Legendary guitarist Larry Carlton is headed Down Under for his first ever solo Australian tour.

When I speak to four-time Grammy Award-winning jazz guitarist Larry Carlton, he’s calling from Tokyo, on the Japan leg of his current world tour. Touring has become second nature for this seasoned performer.

“I’ve got a good balance,” says Carlton. “Some years I’ll tour 100 days, some years I’ll tour 75 days – I get plenty of home time and I get plenty of time to go out and play for the audience.”

It won’t be long before Carlton brings the tour to Australia, playing venues across the country in May on only his second visit Down Under, after touring with Robben Ford in 2007.

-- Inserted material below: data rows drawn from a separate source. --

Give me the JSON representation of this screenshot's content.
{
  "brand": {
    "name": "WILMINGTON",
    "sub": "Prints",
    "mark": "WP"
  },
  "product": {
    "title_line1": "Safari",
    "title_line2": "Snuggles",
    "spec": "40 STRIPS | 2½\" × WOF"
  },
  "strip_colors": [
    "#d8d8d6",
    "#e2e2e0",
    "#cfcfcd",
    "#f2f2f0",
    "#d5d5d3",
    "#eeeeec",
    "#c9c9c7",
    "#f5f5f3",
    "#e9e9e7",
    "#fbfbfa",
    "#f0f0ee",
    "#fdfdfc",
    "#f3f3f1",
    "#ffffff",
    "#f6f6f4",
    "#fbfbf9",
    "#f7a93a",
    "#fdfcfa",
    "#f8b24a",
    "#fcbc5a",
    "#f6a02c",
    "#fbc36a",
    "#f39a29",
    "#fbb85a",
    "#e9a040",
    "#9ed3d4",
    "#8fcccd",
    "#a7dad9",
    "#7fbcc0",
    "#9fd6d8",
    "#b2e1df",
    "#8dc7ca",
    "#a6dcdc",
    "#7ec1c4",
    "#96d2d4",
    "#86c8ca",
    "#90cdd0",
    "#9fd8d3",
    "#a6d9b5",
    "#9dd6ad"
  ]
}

“This time I hope to have a little less travel time and more time to at least experience the cities that I’m going to be in,” he says. “The last tour was pretty hectic, we really just flew in, did the concert, flew out the next day, did a concert.

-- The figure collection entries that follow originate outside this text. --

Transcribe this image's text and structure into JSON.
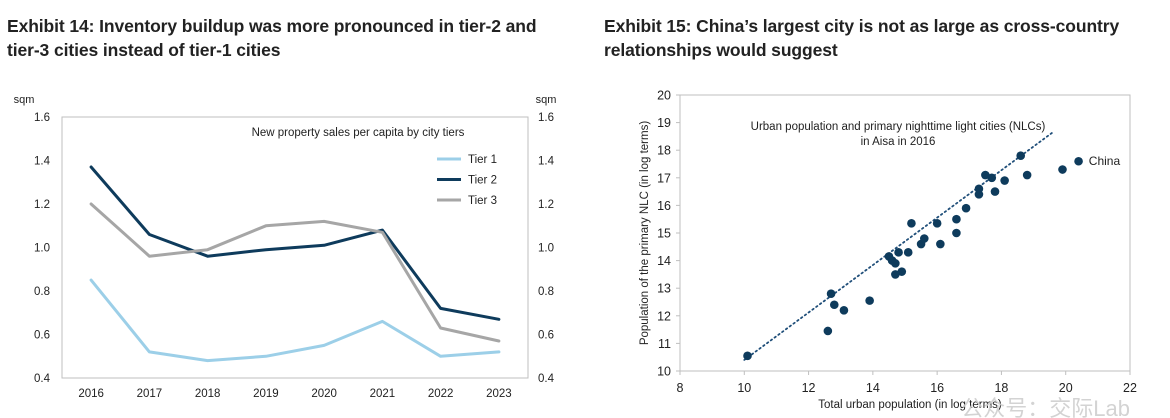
{
  "exhibit14": {
    "title": "Exhibit 14: Inventory buildup was more pronounced in tier-2 and tier-3 cities instead of tier-1 cities"
  },
  "exhibit15": {
    "title": "Exhibit 15: China’s largest city is not as large as cross-country relationships would suggest"
  },
  "watermark": "公众号：交际Lab",
  "chart_data": [
    {
      "type": "line",
      "title": "New property sales per capita by city tiers",
      "ylabel_left": "sqm",
      "ylabel_right": "sqm",
      "categories": [
        "2016",
        "2017",
        "2018",
        "2019",
        "2020",
        "2021",
        "2022",
        "2023"
      ],
      "ylim": [
        0.4,
        1.6
      ],
      "yticks": [
        "0.4",
        "0.6",
        "0.8",
        "1.0",
        "1.2",
        "1.4",
        "1.6"
      ],
      "grid": false,
      "legend_position": "top-right",
      "series": [
        {
          "name": "Tier 1",
          "color": "#9ccfe8",
          "values": [
            0.85,
            0.52,
            0.48,
            0.5,
            0.55,
            0.66,
            0.5,
            0.52
          ]
        },
        {
          "name": "Tier 2",
          "color": "#0e3b5c",
          "values": [
            1.37,
            1.06,
            0.96,
            0.99,
            1.01,
            1.08,
            0.72,
            0.67
          ]
        },
        {
          "name": "Tier 3",
          "color": "#a6a6a6",
          "values": [
            1.2,
            0.96,
            0.99,
            1.1,
            1.12,
            1.07,
            0.63,
            0.57
          ]
        }
      ]
    },
    {
      "type": "scatter",
      "title": "Urban population and primary nighttime light cities (NLCs) in Aisa in 2016",
      "xlabel": "Total urban population (in log terms)",
      "ylabel": "Population of the primary NLC (in log terms)",
      "xlim": [
        8,
        22
      ],
      "ylim": [
        10,
        20
      ],
      "xticks": [
        "8",
        "10",
        "12",
        "14",
        "16",
        "18",
        "20",
        "22"
      ],
      "yticks": [
        "10",
        "11",
        "12",
        "13",
        "14",
        "15",
        "16",
        "17",
        "18",
        "19",
        "20"
      ],
      "point_color": "#0e3b5c",
      "trendline": {
        "style": "dotted",
        "from": [
          10.0,
          10.4
        ],
        "to": [
          19.6,
          18.65
        ]
      },
      "annotations": [
        {
          "text": "China",
          "x": 20.5,
          "y": 17.6
        }
      ],
      "points": [
        [
          10.1,
          10.55
        ],
        [
          12.6,
          11.45
        ],
        [
          12.7,
          12.8
        ],
        [
          12.8,
          12.4
        ],
        [
          13.1,
          12.2
        ],
        [
          13.9,
          12.55
        ],
        [
          14.5,
          14.15
        ],
        [
          14.6,
          14.0
        ],
        [
          14.7,
          13.9
        ],
        [
          14.8,
          14.3
        ],
        [
          14.9,
          13.6
        ],
        [
          14.7,
          13.5
        ],
        [
          15.1,
          14.3
        ],
        [
          15.2,
          15.35
        ],
        [
          15.5,
          14.6
        ],
        [
          15.6,
          14.8
        ],
        [
          16.0,
          15.35
        ],
        [
          16.1,
          14.6
        ],
        [
          16.6,
          15.5
        ],
        [
          16.6,
          15.0
        ],
        [
          16.9,
          15.9
        ],
        [
          17.3,
          16.4
        ],
        [
          17.3,
          16.6
        ],
        [
          17.5,
          17.1
        ],
        [
          17.7,
          17.0
        ],
        [
          17.8,
          16.5
        ],
        [
          18.1,
          16.9
        ],
        [
          18.6,
          17.8
        ],
        [
          18.8,
          17.1
        ],
        [
          19.9,
          17.3
        ],
        [
          20.4,
          17.6
        ]
      ]
    }
  ]
}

“That’s pretty normal, we don’t get to see much when we’re working, so I’m hoping the schedule this time is a little better.”

Carlton was hugely successful as a session musician in the 70s and 80s, recording albums with Joni Mitchell, Michael Jackson and Barbra Streisand as well as creating television themes and film soundtracks.

“I was so busy in the 70s and early 80s,” says Carlton. “Obviously I enjoyed the Joni Mitchell records that we did together, The Royal Scam with Steely Dan, and Donald Fagen’s The Nightfly album is still one of my favourites to listen to.

“I think musically they hold up even after thirty years, they don’t sound dated, because they were so sophisticated for their time.”

Carlton says he never planned to strike out solo after his success working with other artists, but now relishes the control he has over creating his own music.

“The opportunity was just presented to me, I was really not looking to become a solo artist,” he says. “I was playing in the local jazz club in North Hollywood and a record executive came up to me and said, ‘Would you like to make a record?’ and that’s how it happened.

“Obviously when I’m doing a session for someone else, I’m there to please them. I’m a servant at that time. And then of course on my own projects I only answer to me.”

Nicknamed “Mr 335” in an interview in Japan after the guitar he uses most, a Gibson ES-335 (Carlton says versatility is something both he and the instrument have in common, making the moniker a good fit), the talented musician says playing with the Crusaders after growing up listening to their music is still one of the biggest highlights of his extensive career.

“I used to sit in my bedroom with my guitar and play along to their record,” he says. “I ended up doing 13 albums with them and that was a definite highlight for me in my early twenties.”

As for what Brisbane audiences can expect from his new show?

“A lot of guitar playing. That was a joke,” he adds with a laugh. “I’ll be playing songs that audiences are familiar with, from my catalogue, and some that they would never have heard because I haven’t been to Australia in a long time.”